Возьмем противоположность света и тьмы, воспринимаемую, например, при переходе из дневного освещения в темное пространство. Можно вполне согласиться с тем, что коррелятом к ней является чувство удовольствия, связанное с ощущением светлого, и противоположное ему чувство удовольствия, соединенное с ощущением темного. Но беспристрастный наблюдатель не может не согласиться и с тем, что действительная проти­воположность чувств, возникающих в данном случае, вовсе этим не исчер­пывается. Наоборот, мы сознаем, что при этом не принят во внимание ка­кой-то более существенный элемент. Именно, в темноте мы чувствуем не­которую подавленность, если только, конечно, способствует развитию чув­ства повышенная степень душевной возбудимости. Переход на дневной свет устраняет это подавленное состояние и в то же время действует возбу­ждающим образом. При некоторых чистых цветовых впечатлениях эмо­циональные действия этого рода выступают у нас еще отчетливее, еще сво­боднее от примеси удовольствия или неудовольствия. Если я буду смотреть в темном пространстве сперва на блистающий спектрально-чистый крас­ный цвет, а потом на такой же самый голубой цвет, то и тот и другой оха­рактеризую, конечно, как в высшей степени радостные впечатления, т. е. возбуждающие удовольствие. И несмотря на это, чувства, пробуждаемые во мне ими обоими, будут совершенно различны. Я могу сопоставить их толь­ко с чувствами светлого и темного, как они ни отличаются от последних по своим свойствам. Таким образом, получаются новые противоположные чувства, различным образом перекрещивающиеся с противоположностями удовольствия и неудовольствия. Но они могут, конечно, при случае появ­ляться и совершенно независимо от последних. Наиболее подходящими названиями для них могут служить выражения: возбуждение и успокоение; для высших же степеней последнего можно выбрать название подавлен­ность (депрессия). Эти же чувства, очевидно, обуславливают отчасти и про­тивоположный эмоциональный характер, свойственный высоким и низким тонам, резким и мягким тембрам. И раз мы обратили внимание на эти на­правления чувств как на самостоятельные компоненты эмоциональной жизни, то отыщем их, в качестве элементов, и в многочисленных аффек­тах, каковы, например, радость, гнев, возбужденность, печаль, ожидание, надежда, страх, забота и т. п.

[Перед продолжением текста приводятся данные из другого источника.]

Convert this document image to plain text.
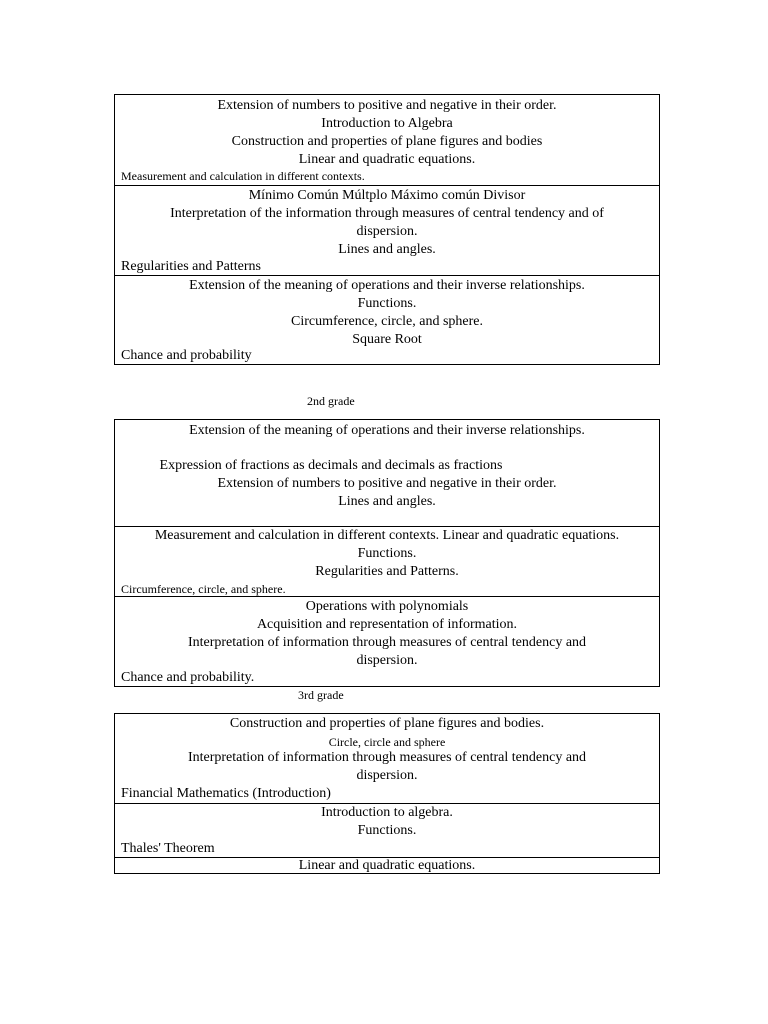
Extension of numbers to positive and negative in their order.
Introduction to Algebra
Construction and properties of plane figures and bodies
Linear and quadratic equations.
Measurement and calculation in different contexts.
Mínimo Común Múltplo Máximo común Divisor
Interpretation of the information through measures of central tendency and of
dispersion.
Lines and angles.
Regularities and Patterns
Extension of the meaning of operations and their inverse relationships.
Functions.
Circumference, circle, and sphere.
Square Root
Chance and probability
2nd grade
Extension of the meaning of operations and their inverse relationships.
Expression of fractions as decimals and decimals as fractions
Extension of numbers to positive and negative in their order.
Lines and angles.
Measurement and calculation in different contexts. Linear and quadratic equations.
Functions.
Regularities and Patterns.
Circumference, circle, and sphere.
Operations with polynomials
Acquisition and representation of information.
Interpretation of information through measures of central tendency and
dispersion.
Chance and probability.
3rd grade
Construction and properties of plane figures and bodies.
Circle, circle and sphere
Interpretation of information through measures of central tendency and
dispersion.
Financial Mathematics (Introduction)
Introduction to algebra.
Functions.
Thales' Theorem
Linear and quadratic equations.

Но если мы освоились с мыслью, что чувства обыкновенно не представляют из себя простых состояний сознания, а появляются в нашей душевной жизни в виде соединений, притом иногда чрезвычайно сложных, то неизбежно пойдем и дальше. Окажется, что множество душевных про-

83

цессов, считающихся в обыденной жизни, а значит и при поверхностном наблюдении, процессами чисто интеллектуального характера, в действи­тельности всегда сопровождаются субъективными изменениями, и общий характер последних таков, что их должно причислить к эмоциональной стороне душевной жизни. Конечно, и эти чувства также или совсем нельзя подвести под схему удовольствия—неудовольствия, или можно подвести под нее только совершенно несущественными сопутствующими элемента­ми. Скорее они иногда подходят под схему возбуждения—успокоения. Но наряду с чувствами последнего рода или даже без них выступают здесь еще новые своеобразные элементы. Варьируя различные приспособленные к данной цели впечатления, можно убедиться, что в наиболее чистом виде эти новые элементы выражены в состояниях умеренно-напряженного внимания или ожидания.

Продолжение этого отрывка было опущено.